Review - Bab’Aziz (Willamette Week)

• Oct 8th, 2008 • Category: Bab'Aziz: The Prince Who Contemplated His Soul, Press, Uncategorized

Willamette Week
Reviewed by: Alistair Rockoff

Those who marveled at the epic desert spectacles on display in this summer’s The Fall would do well to check out this poetic little movie from the Tunisian writer-director Nacer Khemir. Like The Fall, Khemir’s film is driven by a precocious moppet’s appetite for stories. Little Ishtar joins her grandfather Bab’Aziz, a blind Sufi mystic, on his religious pilgrimage across the sands. During their journey, he tells her the tale of “the prince who contemplated his soul.” Before he can finish, more fellow travelers drop by and offer their own personal histories of obsession, which weave together into a kind of reverent Arabian version of The Canterbury Tales. Having said he hopes to rehabilitate Islam’s image, the director has captured an ecstasy of devotion—spiritual, familial, erotic.
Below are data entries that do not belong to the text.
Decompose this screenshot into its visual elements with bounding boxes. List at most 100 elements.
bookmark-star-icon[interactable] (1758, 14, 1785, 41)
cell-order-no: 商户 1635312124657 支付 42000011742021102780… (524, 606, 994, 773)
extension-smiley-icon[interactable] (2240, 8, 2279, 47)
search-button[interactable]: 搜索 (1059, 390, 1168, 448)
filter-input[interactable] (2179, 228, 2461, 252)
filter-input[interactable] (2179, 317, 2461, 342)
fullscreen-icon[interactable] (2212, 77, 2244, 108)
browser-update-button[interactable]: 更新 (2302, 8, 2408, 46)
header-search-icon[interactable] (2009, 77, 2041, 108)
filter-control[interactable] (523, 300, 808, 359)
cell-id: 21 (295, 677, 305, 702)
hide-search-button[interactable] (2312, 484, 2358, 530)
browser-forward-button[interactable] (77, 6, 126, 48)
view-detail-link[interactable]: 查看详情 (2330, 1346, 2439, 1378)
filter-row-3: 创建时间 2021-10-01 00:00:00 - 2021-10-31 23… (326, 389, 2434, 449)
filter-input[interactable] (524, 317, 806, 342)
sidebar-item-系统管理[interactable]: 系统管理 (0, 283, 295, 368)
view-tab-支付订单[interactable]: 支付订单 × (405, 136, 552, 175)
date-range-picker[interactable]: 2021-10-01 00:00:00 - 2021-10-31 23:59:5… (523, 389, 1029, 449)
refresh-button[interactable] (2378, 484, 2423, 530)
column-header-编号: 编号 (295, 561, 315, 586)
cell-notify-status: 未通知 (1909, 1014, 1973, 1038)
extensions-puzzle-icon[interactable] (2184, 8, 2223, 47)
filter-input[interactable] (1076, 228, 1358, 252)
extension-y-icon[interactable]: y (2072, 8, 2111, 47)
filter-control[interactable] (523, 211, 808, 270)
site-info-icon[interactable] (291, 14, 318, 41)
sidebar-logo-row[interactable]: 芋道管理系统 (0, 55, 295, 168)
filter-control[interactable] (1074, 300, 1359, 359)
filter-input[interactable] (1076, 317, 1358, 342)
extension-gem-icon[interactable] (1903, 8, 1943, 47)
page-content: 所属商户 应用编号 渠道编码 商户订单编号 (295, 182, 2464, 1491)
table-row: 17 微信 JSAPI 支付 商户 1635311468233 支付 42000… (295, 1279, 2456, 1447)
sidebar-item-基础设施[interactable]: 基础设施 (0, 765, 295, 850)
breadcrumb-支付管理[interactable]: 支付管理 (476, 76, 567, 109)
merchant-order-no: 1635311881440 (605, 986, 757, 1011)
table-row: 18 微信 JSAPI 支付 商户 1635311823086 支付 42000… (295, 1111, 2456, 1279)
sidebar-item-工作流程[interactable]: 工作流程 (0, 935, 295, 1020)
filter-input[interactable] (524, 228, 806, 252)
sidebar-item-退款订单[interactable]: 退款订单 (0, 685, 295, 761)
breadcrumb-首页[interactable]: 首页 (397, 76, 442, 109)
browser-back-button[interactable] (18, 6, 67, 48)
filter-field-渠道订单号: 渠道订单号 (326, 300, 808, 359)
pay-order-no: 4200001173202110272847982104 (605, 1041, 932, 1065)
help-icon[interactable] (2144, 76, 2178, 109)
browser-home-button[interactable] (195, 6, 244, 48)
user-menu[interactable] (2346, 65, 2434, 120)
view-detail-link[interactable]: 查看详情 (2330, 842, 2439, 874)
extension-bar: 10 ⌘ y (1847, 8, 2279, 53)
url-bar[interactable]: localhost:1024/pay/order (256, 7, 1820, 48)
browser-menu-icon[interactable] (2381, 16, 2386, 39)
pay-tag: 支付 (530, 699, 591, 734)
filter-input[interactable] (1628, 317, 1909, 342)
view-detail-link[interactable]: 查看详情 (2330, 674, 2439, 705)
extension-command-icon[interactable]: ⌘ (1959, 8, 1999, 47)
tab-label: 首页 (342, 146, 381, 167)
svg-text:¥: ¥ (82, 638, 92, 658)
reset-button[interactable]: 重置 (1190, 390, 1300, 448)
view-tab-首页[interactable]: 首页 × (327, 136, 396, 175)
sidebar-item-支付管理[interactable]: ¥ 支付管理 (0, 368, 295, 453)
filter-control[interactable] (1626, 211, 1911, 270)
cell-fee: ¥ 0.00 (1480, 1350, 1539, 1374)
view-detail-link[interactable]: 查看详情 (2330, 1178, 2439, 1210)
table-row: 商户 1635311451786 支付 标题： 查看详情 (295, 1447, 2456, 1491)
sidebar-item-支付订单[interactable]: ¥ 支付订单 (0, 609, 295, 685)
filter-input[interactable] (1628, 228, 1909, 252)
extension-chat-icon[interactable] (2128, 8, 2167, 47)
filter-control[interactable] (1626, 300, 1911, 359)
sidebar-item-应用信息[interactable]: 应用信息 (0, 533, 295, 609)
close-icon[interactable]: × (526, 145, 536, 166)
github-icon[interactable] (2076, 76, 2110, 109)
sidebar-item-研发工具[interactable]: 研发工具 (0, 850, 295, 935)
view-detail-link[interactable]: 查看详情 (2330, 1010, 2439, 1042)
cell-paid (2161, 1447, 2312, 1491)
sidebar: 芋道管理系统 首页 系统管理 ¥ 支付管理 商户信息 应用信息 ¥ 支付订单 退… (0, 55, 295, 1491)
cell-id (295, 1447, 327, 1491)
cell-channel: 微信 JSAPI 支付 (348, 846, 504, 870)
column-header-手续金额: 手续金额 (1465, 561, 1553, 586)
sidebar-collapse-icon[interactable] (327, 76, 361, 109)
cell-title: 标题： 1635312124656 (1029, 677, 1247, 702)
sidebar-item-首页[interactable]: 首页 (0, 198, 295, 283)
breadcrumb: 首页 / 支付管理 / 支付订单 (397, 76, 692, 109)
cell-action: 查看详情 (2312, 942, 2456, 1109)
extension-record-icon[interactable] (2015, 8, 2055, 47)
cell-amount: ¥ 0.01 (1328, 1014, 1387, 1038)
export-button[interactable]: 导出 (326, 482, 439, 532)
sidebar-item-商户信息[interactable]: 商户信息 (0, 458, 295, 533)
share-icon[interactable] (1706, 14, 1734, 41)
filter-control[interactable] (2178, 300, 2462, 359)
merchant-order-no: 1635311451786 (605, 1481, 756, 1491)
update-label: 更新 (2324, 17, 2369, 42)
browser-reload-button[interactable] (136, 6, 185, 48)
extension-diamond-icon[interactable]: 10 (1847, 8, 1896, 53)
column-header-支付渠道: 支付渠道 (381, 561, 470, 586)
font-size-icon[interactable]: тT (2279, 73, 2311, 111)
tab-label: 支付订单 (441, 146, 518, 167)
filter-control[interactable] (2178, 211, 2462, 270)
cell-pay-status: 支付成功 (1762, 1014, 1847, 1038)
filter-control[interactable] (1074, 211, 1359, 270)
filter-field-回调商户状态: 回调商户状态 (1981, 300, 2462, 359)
The film moves hypnotically back and forth, from the beauty of a psalmist’s voice to the beauty of silence, from the infinity of the desert to the infinity of the ceiling in a mosque, spinning endlessly in the eyes of a whirling dervish. Occasionally, a bus, motorcycle or airplane intrudes to remind us that we are in modern times, that even now we may find a purity of desire.